« Igor n’est pas un homme. Il répond à des instincts. De même qu’on ne demande pas à un renard pourquoi il creuse un terrier, on ne peut exiger d’Igor qu’il explique pourquoi courir dans cette direction plutôt qu’une autre. Il en est incapable. C’est un animal. J’aurai pu le deviner dès ce premier jour. Tout était déjà inscrit dans ce corps-à-corps avec la roche. J’aurais également pu me douter que beaucoup de mes questions resteraient sans réponses.
Il grimpe le long de la falaise. Ne regarde pas en bas. Son esprit se disperse dans chacune de ses cellules, condensé dans l’effort, sans aucun autre but que celui de former le geste pur. Bientôt mon corps est secoué, aspiré vers le sien. Mais Igor continue à monter sans se préoccuper de moi.
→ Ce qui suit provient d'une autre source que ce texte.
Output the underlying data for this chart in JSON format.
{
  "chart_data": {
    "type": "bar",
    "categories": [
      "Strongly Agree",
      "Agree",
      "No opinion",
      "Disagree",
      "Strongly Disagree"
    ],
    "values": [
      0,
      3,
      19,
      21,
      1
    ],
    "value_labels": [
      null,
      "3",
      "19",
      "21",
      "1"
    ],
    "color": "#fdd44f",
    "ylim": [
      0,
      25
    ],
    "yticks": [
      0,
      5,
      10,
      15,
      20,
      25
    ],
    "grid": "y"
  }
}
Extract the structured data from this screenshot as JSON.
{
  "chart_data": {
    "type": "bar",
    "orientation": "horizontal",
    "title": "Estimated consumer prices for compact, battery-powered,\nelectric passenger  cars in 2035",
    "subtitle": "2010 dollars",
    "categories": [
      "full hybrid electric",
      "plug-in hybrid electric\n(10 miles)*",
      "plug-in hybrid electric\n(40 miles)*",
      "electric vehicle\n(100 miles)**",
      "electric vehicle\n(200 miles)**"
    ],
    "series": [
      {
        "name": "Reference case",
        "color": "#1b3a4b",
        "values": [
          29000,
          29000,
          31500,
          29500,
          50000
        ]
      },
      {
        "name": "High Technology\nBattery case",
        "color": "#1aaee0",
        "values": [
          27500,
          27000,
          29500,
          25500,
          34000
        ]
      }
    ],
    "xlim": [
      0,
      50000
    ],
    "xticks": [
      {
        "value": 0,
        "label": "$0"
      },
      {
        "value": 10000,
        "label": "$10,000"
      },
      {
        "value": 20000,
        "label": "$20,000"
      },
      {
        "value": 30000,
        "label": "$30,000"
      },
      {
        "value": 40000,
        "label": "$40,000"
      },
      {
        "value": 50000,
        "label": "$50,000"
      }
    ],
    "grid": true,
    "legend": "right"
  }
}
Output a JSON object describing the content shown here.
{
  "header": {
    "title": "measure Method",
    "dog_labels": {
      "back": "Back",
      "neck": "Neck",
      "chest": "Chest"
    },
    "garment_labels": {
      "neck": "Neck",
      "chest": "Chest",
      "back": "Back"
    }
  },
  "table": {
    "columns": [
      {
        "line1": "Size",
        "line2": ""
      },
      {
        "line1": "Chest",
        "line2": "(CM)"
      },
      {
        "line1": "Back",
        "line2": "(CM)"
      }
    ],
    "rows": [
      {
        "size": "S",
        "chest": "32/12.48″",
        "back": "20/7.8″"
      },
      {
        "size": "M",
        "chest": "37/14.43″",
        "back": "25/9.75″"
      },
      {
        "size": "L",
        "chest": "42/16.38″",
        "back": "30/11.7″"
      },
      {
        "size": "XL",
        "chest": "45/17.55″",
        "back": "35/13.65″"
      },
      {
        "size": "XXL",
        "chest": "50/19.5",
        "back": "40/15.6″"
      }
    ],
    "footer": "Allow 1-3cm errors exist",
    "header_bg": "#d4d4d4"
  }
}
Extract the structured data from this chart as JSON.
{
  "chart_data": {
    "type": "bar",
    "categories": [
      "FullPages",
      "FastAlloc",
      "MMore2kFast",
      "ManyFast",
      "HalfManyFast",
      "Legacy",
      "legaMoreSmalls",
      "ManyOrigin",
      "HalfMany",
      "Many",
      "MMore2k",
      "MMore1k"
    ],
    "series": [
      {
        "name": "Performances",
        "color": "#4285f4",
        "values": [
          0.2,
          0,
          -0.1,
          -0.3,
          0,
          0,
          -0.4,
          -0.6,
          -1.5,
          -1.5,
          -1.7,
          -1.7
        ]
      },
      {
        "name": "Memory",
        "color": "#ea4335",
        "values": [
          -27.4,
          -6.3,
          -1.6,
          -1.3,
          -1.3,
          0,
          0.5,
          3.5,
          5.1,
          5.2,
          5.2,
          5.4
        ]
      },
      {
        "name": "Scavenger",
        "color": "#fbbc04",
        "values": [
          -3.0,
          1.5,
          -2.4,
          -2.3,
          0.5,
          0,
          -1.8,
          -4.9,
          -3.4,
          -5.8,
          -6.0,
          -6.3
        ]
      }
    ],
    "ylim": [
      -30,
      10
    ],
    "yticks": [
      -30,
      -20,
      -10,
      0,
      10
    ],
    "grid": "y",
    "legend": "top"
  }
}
Alors je sais. Il faudra attendre. Je ne serai pas seule. Il y aura les algues et le vent. Les cristaux, la glace et le sang. La terre est sa couche, la pierre sa maîtresse. A l’image des animaux qui n’ont pas de partenaire d’élection, Igor fait feu de tout bois. Pour lui, l’amour est partout. Quand il passe une journée à couper des bûches, son corps entier tend vers la matière. On peut parler d’amour. Mais je crois, après tant d’années, que le mot n’est pas complètement juste. Dans son cas, le désir provoque des arrêts et des observations. Il examine, explore. Son amour est pareil à la glace qui brûle à force de froid. »
Au cœur d’une étendue enneigée, une jeune fille rencontre Igor, un être aussi étrange que magnétique. Presque sans échanger un mot, elle va le suivre à travers une nature souveraine et hostile, portée par ce que la jeunesse a d’insolence. Mais plus elle semble proche d’Igor, plus le mystère qui l’entoure s’épaissit. Jusqu’à ce qu’une tempête les précipites tous deux dans la tourmente, révélant les légendes et les souvenirs de ceux qu’illumine le côtoiement permanent de la mort et de l’amour.
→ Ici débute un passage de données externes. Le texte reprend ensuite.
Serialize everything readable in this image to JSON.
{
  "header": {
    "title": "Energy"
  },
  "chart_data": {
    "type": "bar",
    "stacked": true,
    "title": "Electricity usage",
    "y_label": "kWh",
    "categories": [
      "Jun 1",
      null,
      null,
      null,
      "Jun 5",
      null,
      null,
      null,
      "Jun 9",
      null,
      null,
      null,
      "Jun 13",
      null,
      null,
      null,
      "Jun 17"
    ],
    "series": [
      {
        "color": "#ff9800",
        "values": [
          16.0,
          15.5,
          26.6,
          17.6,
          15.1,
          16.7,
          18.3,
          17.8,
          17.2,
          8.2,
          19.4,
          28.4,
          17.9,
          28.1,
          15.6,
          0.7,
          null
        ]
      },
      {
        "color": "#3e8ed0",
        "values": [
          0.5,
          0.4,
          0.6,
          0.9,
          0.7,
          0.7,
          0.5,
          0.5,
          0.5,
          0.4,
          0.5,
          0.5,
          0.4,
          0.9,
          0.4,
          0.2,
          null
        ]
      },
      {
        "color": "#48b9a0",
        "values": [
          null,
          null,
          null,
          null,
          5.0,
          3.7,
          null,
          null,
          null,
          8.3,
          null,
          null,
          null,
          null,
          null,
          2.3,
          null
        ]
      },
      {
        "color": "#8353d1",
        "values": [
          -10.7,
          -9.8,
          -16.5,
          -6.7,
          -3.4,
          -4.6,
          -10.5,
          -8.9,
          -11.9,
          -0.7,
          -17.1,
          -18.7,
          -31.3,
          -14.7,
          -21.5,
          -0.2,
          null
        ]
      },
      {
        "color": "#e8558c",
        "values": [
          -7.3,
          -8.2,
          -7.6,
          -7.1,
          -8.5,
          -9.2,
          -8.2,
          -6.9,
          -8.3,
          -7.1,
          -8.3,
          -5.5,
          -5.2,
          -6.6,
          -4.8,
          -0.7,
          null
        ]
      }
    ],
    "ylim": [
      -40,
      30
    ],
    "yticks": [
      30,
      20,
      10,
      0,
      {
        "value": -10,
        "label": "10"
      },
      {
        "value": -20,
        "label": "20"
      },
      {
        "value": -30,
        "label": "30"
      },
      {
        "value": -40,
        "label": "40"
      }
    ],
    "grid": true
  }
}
Un court récit relevant à la fois du rêve, de la magie et de la poésie, dans un monde post-apocalyptique qui s’égare entre la sorcellerie et les mythes et légendes nordiques. Tout est dit dans le titre, si juste, portant avec lui toute la plénitude du récit animé par la plume douce et mystique de Laurine Roux. Toute la sérénité et la force que l’on ressent en présence de l’être véritablement aimé et désiré. Peu importe le silence, peu importe le passé, peu importe la mort, peu importe les épreuves, le lien entre Igor et la jeune fille se fait plus fort, indéfectible, indescriptible dans un paysage ouaté de neige où s’embrasent les âmes.
Ce très joli roman de Laurine Roux m’a beaucoup rappelé De pierre et d’os de Bérangère Cournut présenté cet hiver sur le blog, mais également les romans de Sylvie Germain, mêlant avec douceur et réalisme, fantastique et histoire. Le lecteur a peu de repères : pas de repère temporel si ce n’est que la planète a été gazée et que nous sommes dans un monde de l’après ; pas de repère spatial si ce n’est la neige, des prénoms, une atmosphère difficile à définir entre Scandinavie et Slavie ; peu de mots échangés, une histoire qui se dessine dans les gestes et les histoires de Grisha ; très peu d’actions, un périple, un chemin de vie qui commence traînant derrière lui un lourd passé rendu flou par le Grand Oubli. Alors sans repères nous nous laissons porter par le texte, dans une ambiance moelleuse et chaleureuse, où le moindre son, la moindre émotion sont magnifiés par des hommes et des femmes sensibles et à l’écoute. Le titre ne ment pas, voilà quelques pages pour une immense sensation de calme, dans l’intimité et l’histoire d’un couple, dans une bulle de bien-être, parce qu’envers et contre tous l’amour et la bienveillance y sont légions. Un moment de pure quiétude qui fait le plus grand bien. Une lecture idéale sous le plaid au coin du feu quand les mauvais jours reviendront.
Laurine Roux est une professeure à l’université et écrivaine. Une immense sensation de calme est son premier roman, suivi par Le sanctuaire en 2020. L’univers est généralement post-apocalyptique.
Une immense sensation de calme a reçu le prix SGDL Révélation (Société des Gens de Lettres) en 2018.
134 p., Les éditions du Sonneur (2018), Collection Folio 2020.